Depuis l’élection d’Ali Bongo Ondimba en 2009, les nouveaux investisseurs asiatiques affluent au Gabon, quitte à parfois bousculer l’ancienne puissance coloniale française, longtemps privilégiée dans ce pays d’Afrique centrale d’à peine deux millions d’habitants.
“J’ai appelé les entreprises françaises à investir beaucoup plus” au Gabon, confiait récemment à l’AFP le chef de l’Etat, candidat à un deuxième septennat samedi. Mais aujourd’hui le continent “attire tout le monde” et “les Africains ont le choix de leurs partenaires”.
L’objectif: diversifier une économie de rente pétrolière à bout de souffle pour faire du Gabon “un pays émergent” à l’horizon 2025.
Marina, routes, stades de foot… : des dizaines de grands projets d’infrastructures sont confiés à des groupes chinois, à l’instar du stade de 20.000 places dans le nord du pays à Oyem, actuellement en construction pour accueillir la prochaine Coupe d’Afrique des nations de football (CAN) en janvier 2017.
Un des leaders mondiaux du BTP, Shanghai Construction General (SCG), a remporté le marché convoité par plusieurs sociétés européennes dans cette ville située à une centaine de kilomètres des plantations de Batouri.
“L’exécution se fait en un temps record, moins de 18 mois!” se félicite le chef de projet de l’Agence nationale des grands travaux, Franck Dominguo. Environ 400 ouvriers travaillent sur le site, dont la moitié sont chinois.
-‘Diversification de façade’-
Les grands projets lancés sous l’impulsion d’Ali Bongo sont pourtant très controversés, ses détracteurs dénonçant une “diversification de façade”.
Dans un pays qui regorge d’immenses richesses (pétrole, mines, bois…) avec un PIB par habitant parmi les plus élevés d’Afrique (environ 8.300 dollars), un tiers de la population vit encore dans la pauvreté. Le chômage frappe plus de 35% des jeunes, selon la Banque mondiale.
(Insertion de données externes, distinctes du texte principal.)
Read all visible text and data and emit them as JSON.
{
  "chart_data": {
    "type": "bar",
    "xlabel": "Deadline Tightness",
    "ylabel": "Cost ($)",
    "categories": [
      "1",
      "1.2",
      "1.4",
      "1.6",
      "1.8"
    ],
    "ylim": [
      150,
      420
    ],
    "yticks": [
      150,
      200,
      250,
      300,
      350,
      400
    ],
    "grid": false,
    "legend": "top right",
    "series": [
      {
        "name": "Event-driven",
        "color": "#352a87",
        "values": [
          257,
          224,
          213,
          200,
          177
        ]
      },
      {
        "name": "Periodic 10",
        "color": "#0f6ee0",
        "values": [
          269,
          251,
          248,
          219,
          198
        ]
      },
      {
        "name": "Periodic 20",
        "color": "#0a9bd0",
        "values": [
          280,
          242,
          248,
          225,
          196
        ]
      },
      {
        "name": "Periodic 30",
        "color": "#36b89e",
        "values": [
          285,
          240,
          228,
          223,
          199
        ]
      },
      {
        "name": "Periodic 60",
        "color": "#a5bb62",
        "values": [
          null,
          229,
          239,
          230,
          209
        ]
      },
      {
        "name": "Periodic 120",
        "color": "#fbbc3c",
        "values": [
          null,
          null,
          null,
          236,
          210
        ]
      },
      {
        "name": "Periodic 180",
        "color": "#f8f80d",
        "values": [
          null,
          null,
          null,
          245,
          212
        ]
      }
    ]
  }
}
“Il y a eu de bonnes idées au départ”, estime l’ancien ministre de la Prospective Anaclet Bissielo. “Mais à l’arrivée, on s’est rendu compte que ce n’est que du cosmétique.”
“Beaucoup de chantiers sont à l’arrêt, accuse-t-il, à cause de la corruption du gouvernement actuel, qui a dilapidé les ressources et ne paye plus le secteur privé: la marina (port de Libreville), les logements sociaux, la route nationale”, seul axe routier permettant de sortir de la capitale.
“L’ancien président Omar Bongo avait créé 13 parcs nationaux, de vrais joyaux. L’étape suivante devait être leur mise en valeur mais rien n’a été fait pour développer le tourisme”, selon lui.
La chute des cours du baril n’a rien arrangé, obligeant le gouvernement à limiter les dépenses publiques.
Mais le président défend mordicus son bilan: “Nous avons pu faire chuter la part du pétrole dans le PIB qui est passé de plus de 40% à un peu plus de 20%”.
Le Gabon a par ailleurs lancé un programme agricole ambitieux pour réduire sa dépendance alimentaire, alors que plus de 80% de la nourriture est importée de l’étranger.
“Graines” doit permettre à des milliers de familles d’obtenir gratuitement des terres et des titres de propriétés pour cultiver manioc, banane, tubercules ou cacao.
“Au moins, ça nous permet de manger”, estime Eric, cultivateur près de la plantation d’Olam. “L’hévéa, nous n’en voulons pas. C’est une agriculture de rente, du gros business qui appauvrit nos terres.”